The University elevated the work of two political theorists into a new Center this summer. The Yale Center for Civic Thought, which opened on July 1, 2025, aims “to encourage thoughtful public discourse and civically responsible intellectual life.” Designed by Bryan Garsten and Stephanie Almeida Nevin, the new Center builds on a decade of work in the Citizens Thinkers Writers program and the Civic Thought Initiative. 
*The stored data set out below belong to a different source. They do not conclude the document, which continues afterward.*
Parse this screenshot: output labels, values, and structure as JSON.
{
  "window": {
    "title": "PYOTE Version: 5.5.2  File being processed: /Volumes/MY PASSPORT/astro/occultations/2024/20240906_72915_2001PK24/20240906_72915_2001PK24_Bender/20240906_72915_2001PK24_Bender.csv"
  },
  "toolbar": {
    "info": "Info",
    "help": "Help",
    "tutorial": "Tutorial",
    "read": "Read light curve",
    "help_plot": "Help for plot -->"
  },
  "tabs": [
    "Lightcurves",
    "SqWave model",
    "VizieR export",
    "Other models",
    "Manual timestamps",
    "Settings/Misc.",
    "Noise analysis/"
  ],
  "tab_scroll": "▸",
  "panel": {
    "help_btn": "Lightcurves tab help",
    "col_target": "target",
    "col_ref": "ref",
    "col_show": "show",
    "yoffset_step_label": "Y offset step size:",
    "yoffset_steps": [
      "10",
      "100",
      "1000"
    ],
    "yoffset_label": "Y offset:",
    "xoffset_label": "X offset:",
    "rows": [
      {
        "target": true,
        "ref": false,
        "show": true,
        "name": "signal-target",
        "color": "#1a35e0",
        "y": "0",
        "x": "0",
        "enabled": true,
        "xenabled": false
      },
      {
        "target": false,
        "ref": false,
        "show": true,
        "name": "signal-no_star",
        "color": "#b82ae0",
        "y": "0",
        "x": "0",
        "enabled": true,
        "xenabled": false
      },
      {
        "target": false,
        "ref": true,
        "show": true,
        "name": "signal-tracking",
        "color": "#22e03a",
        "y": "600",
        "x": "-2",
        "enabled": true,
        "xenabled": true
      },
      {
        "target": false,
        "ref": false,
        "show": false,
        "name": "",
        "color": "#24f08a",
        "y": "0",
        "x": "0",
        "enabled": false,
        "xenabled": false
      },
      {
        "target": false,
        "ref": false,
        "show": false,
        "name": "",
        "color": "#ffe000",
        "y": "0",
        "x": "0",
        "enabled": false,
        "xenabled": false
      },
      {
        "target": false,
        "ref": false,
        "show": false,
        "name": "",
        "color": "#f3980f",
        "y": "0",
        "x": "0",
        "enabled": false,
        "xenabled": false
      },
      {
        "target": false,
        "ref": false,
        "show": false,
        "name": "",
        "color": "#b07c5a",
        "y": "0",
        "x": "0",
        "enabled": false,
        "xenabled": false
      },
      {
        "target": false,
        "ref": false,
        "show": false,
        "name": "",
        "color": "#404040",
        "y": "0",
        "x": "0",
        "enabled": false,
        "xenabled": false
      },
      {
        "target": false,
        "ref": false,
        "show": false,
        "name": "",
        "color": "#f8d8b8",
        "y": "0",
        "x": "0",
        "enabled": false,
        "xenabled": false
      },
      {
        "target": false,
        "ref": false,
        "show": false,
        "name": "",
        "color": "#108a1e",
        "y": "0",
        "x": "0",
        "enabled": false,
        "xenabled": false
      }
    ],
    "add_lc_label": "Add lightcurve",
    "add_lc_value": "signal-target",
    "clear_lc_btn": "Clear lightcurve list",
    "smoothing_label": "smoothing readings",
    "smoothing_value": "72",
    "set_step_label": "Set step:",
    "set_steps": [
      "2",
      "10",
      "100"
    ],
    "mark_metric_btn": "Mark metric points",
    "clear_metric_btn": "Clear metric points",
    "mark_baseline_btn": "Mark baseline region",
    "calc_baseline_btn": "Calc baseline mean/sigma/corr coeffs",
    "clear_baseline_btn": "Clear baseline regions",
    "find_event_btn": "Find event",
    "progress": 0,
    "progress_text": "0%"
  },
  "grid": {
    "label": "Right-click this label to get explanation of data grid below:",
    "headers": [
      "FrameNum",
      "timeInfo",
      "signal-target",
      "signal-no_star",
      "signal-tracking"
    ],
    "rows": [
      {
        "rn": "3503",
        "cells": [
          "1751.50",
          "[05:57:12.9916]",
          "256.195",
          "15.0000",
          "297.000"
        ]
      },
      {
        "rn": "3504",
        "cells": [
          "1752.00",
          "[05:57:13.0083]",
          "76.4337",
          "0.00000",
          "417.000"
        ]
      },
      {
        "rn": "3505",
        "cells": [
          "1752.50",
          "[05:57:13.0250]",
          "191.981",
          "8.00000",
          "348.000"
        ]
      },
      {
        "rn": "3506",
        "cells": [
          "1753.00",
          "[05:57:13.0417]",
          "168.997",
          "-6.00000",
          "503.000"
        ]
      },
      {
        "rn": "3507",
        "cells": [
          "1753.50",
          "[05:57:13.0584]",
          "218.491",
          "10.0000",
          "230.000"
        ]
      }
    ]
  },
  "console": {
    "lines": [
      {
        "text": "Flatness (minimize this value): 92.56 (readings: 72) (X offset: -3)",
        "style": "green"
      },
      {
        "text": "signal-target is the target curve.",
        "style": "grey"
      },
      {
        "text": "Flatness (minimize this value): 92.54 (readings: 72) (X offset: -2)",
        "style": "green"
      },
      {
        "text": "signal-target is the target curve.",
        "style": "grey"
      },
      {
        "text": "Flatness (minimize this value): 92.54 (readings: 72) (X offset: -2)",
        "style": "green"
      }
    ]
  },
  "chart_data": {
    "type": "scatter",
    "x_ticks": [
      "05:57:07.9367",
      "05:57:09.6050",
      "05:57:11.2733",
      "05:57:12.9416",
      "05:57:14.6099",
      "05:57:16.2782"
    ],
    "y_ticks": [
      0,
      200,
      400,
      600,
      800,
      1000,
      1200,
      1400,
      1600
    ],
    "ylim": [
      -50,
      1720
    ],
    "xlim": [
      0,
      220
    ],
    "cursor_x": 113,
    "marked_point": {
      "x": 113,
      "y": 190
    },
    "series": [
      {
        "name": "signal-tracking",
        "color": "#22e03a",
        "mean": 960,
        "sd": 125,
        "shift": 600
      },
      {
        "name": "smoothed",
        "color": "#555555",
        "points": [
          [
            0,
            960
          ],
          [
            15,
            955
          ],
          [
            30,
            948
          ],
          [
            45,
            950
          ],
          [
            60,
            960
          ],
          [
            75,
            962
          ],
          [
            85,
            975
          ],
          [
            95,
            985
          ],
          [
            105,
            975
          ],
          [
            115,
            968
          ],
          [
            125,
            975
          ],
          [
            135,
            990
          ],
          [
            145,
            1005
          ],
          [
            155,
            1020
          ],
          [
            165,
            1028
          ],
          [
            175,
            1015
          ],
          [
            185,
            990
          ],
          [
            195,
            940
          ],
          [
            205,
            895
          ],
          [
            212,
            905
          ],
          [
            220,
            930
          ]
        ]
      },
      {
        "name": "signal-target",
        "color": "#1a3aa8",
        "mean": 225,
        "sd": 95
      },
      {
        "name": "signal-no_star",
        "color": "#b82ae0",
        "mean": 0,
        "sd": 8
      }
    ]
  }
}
Bryan Garsten, the Faculty Director of the Center, has written about challenges to public discourse since the early 2000s, especially in his book Saving Persuasion. While working to help found Yale-NUS College in Singapore, he led the writing of a report that made a certain sort of thoughtful conversation central to the goal of liberal education. He has also chaired Yale’s Humanities Program, revitalizing its link to its alumni and setting it on a path to successfully expand both the Directed Studies program and the major in the Humanities. He has been a member of the National Forum on the Future of Liberal Education and the Harvard Higher Education Leaders Forum.

Stephanie Almeida Nevin, the Executive Director of the new Center and a lecturer at Yale, received her PhD in political theory from Yale’s Political Science department. Her research explores how philosophers have theorized the relationship between politics and education from antiquity to the present day. As co-founder of Yale’s Citizens Thinkers Writers program for students from New Haven public schools, Almeida Nevin played a pivotal role in the program’s design, implementation, and expansion into a nationally recognized initiative in civic thought and humanistic education.  She also serves on the Leadership Council of the national Knowledge for Freedom Network and was responsible for designing and hosting its inaugural Faculty Institute at Yale in January 2024.  

“The new Center for Civic Thought acknowledges the important role Yale plays in helping to cultivate habits of thought and support free expression, on campus and beyond, that are so essential for the future of higher education and our nation,” remarked Yale President Maurie McGinnis.